R. R. Barcellos disse...

- Dizem os entendidos que a memória humana funciona como a de um computador (ou será o contrário?). Temos a RAM, volátil e de curto prazo, da qual pinçamos somente as lembranças que nos interessam, copiando-as para o HD do cérebro, onde elas permanecerão por tempo indeterminado, podendo mesmo terminar na lixeira por falta de uso.
- Por isso (acho eu), a facilidade com que nossos netos se adaptam a esse mundo maravilhoso e repleto de informações úteis e inúteis. Que não se esqueçam de esvaziar a lixeira de vez em quando...

Anônimo disse...

Fazendo um adendo, lembro que educação, cultura, raciocínio e respeito, são completamente distintas.

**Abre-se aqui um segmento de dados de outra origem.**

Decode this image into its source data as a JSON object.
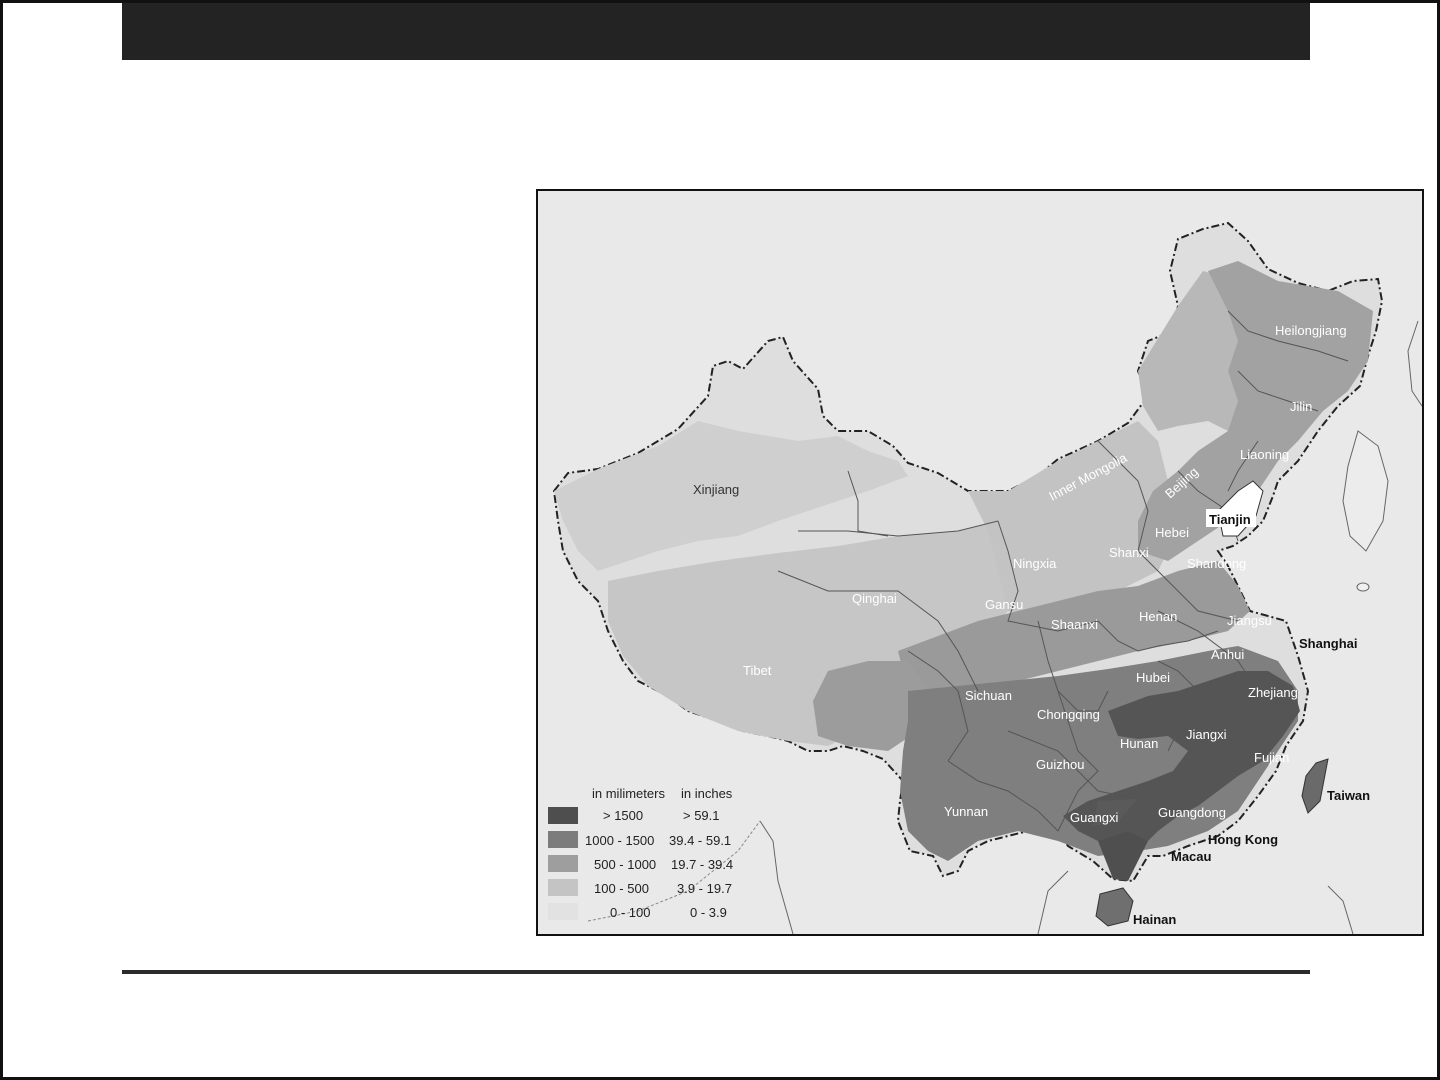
{
  "legend": {
    "header_mm": "in milimeters",
    "header_in": "in inches",
    "rows": [
      {
        "mm": "> 1500",
        "in": "> 59.1",
        "color": "#4e4e4e"
      },
      {
        "mm": "1000 - 1500",
        "in": "39.4 - 59.1",
        "color": "#7c7c7c"
      },
      {
        "mm": "500 - 1000",
        "in": "19.7 - 39.4",
        "color": "#9e9e9e"
      },
      {
        "mm": "100 - 500",
        "in": "3.9 - 19.7",
        "color": "#c4c4c4"
      },
      {
        "mm": "0 - 100",
        "in": "0 - 3.9",
        "color": "#e2e2e2"
      }
    ]
  },
  "regions": {
    "xinjiang": "Xinjiang",
    "tibet": "Tibet",
    "qinghai": "Qinghai",
    "gansu": "Gansu",
    "inner_mongolia": "Inner Mongolia",
    "heilongjiang": "Heilongjiang",
    "jilin": "Jilin",
    "liaoning": "Liaoning",
    "beijing": "Beijing",
    "hebei": "Hebei",
    "shanxi": "Shanxi",
    "ningxia": "Ningxia",
    "shandong": "Shandong",
    "shaanxi": "Shaanxi",
    "henan": "Henan",
    "jiangsu": "Jiangsu",
    "anhui": "Anhui",
    "hubei": "Hubei",
    "sichuan": "Sichuan",
    "chongqing": "Chongqing",
    "zhejiang": "Zhejiang",
    "jiangxi": "Jiangxi",
    "hunan": "Hunan",
    "fujian": "Fujian",
    "guizhou": "Guizhou",
    "yunnan": "Yunnan",
    "guangxi": "Guangxi",
    "guangdong": "Guangdong"
  },
  "places": {
    "tianjin": "Tianjin",
    "shanghai": "Shanghai",
    "taiwan": "Taiwan",
    "hong_kong": "Hong Kong",
    "macau": "Macau",
    "hainan": "Hainan"
  }
}
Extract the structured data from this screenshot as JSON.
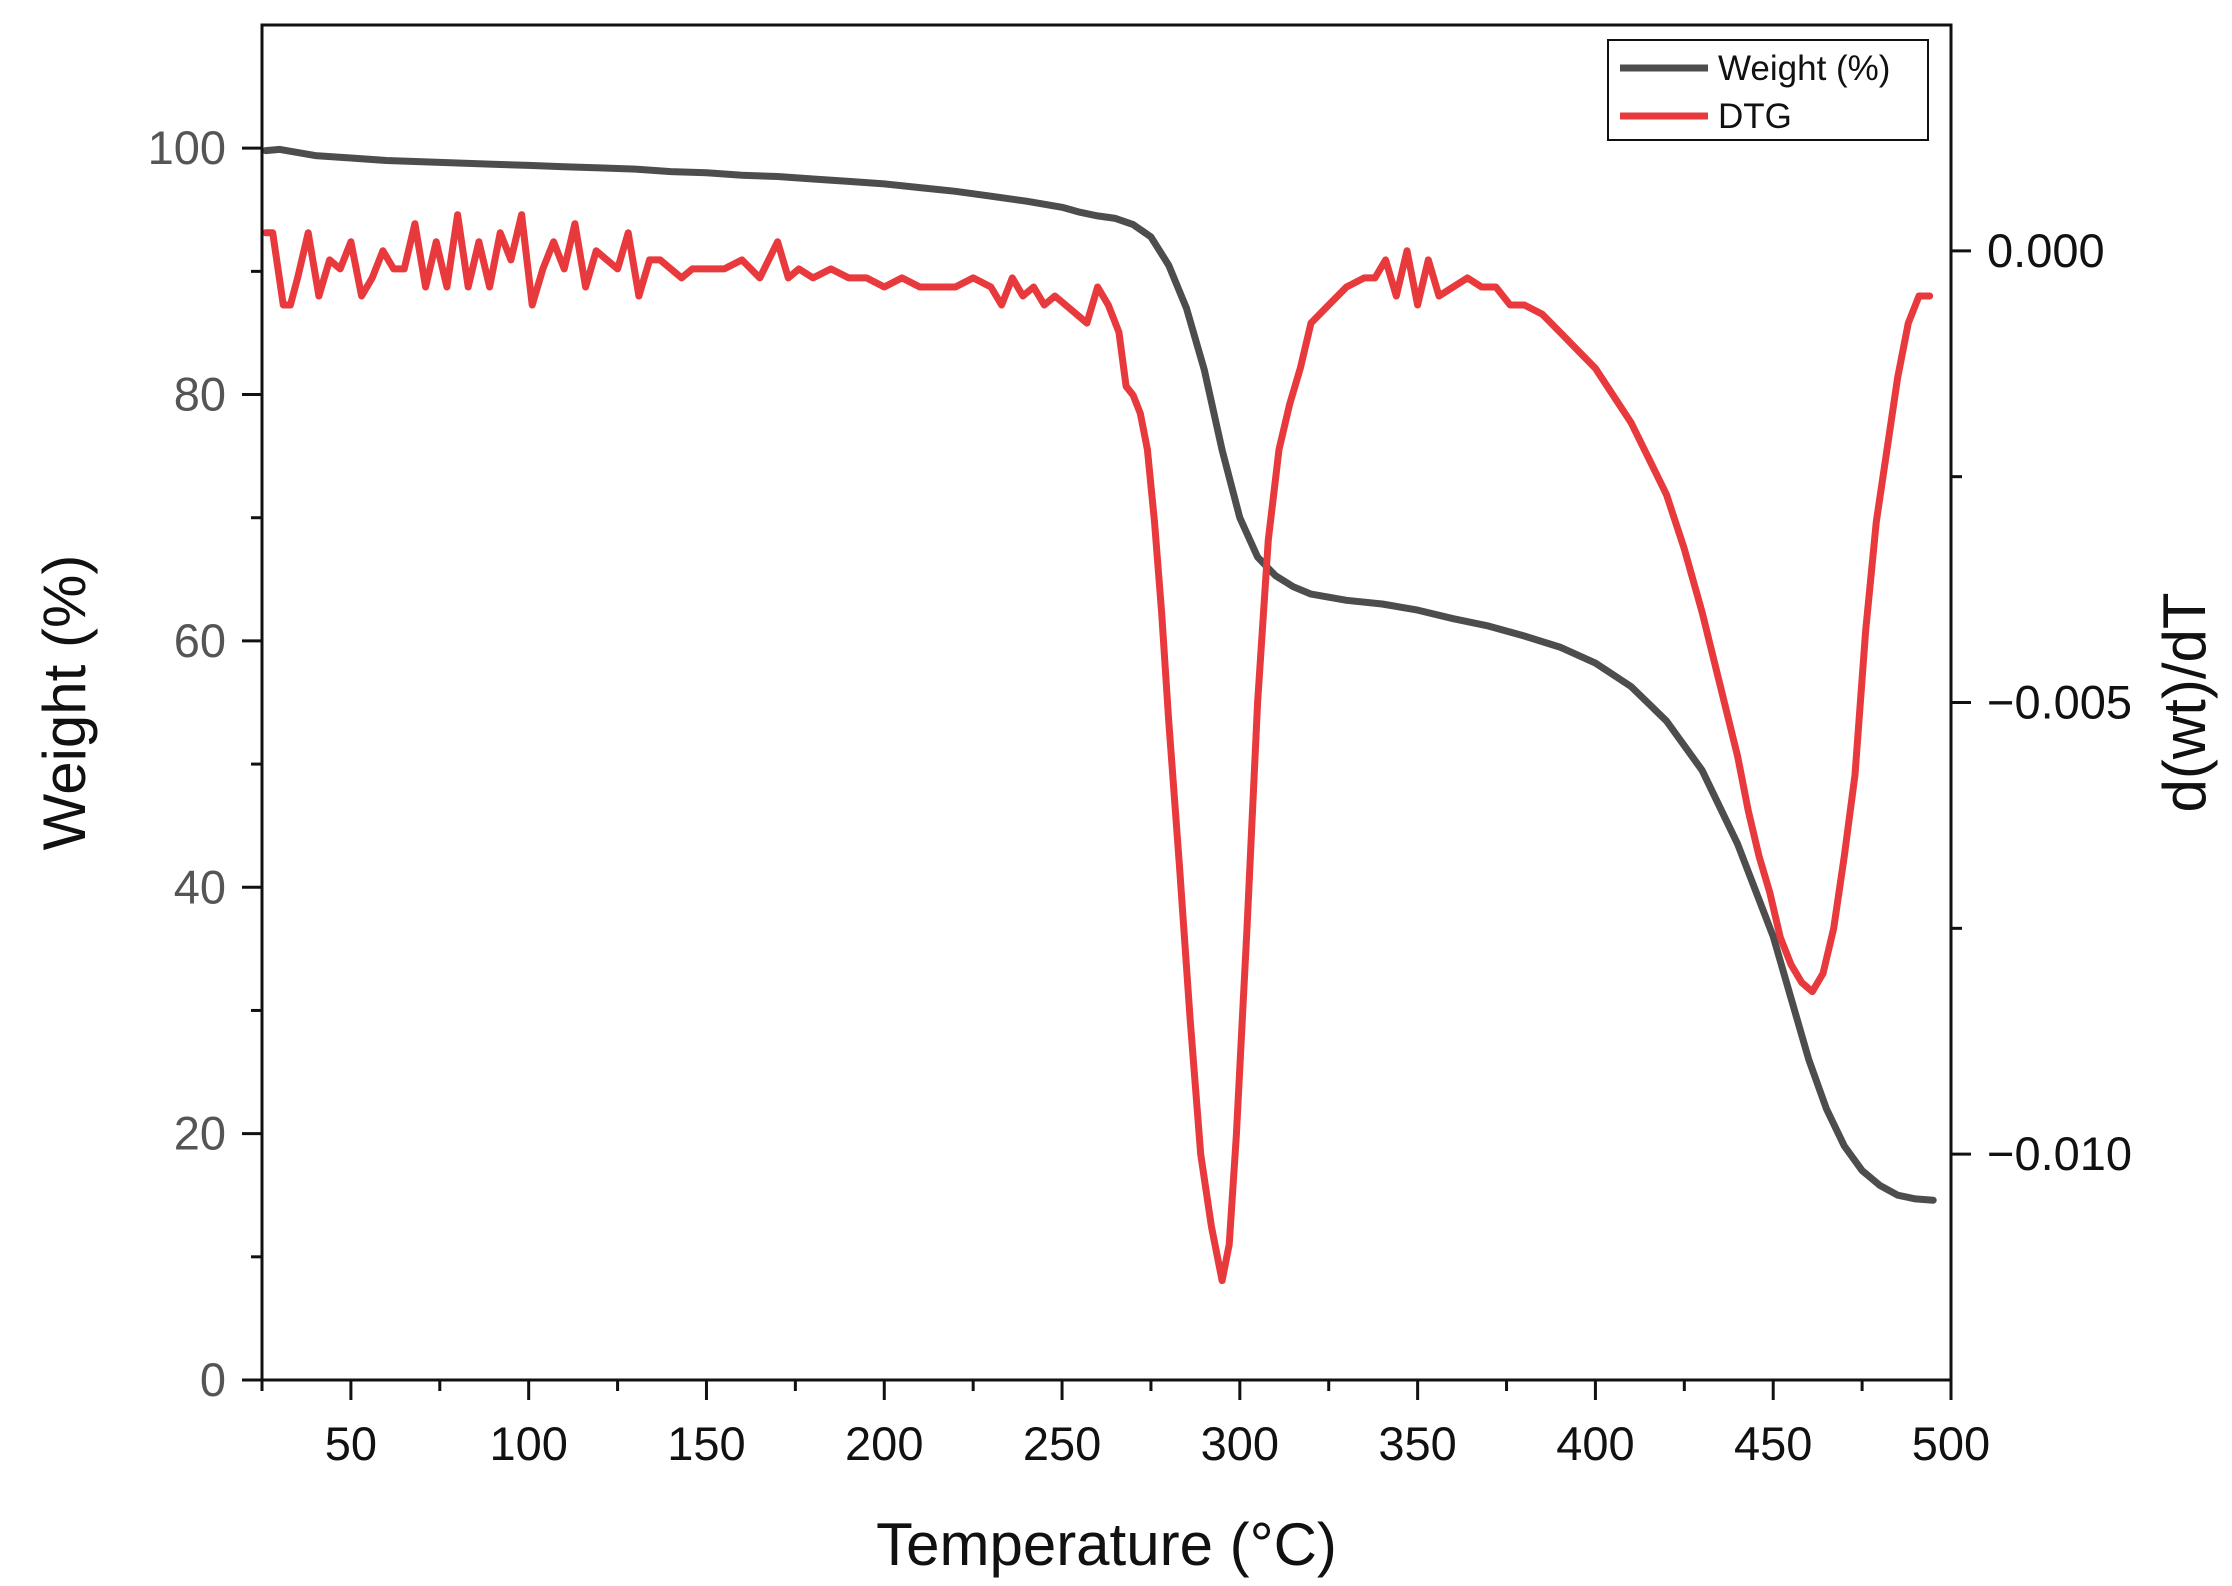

Cabe aos leitores e escritor, fazerem uma auto-análise para observar quais requisitos preenchem e quais deveriam ser aperfeiçoados.

Abraço, Manoel

Leonel disse...

Jair, o "HD" do ser humano tem uma qualidade única que é ter uma capacidade indeterminada. Às vezes, parece ser de natureza elástica, pois quanto mais dadoscolocamos nele, mais dados parecem caber!
Concordo inteiramente com você, pois acho que é tudo questão de estímulo para surgirem novas capacidades no cérebro.
Acredito que a criança nascida na era vitoriana, mas criada no ambiente atual, exposta aos estímulos das tecnologias vigentes, desenvolveria seu processamento cerebral da mesma forma que as crianças da nossa época.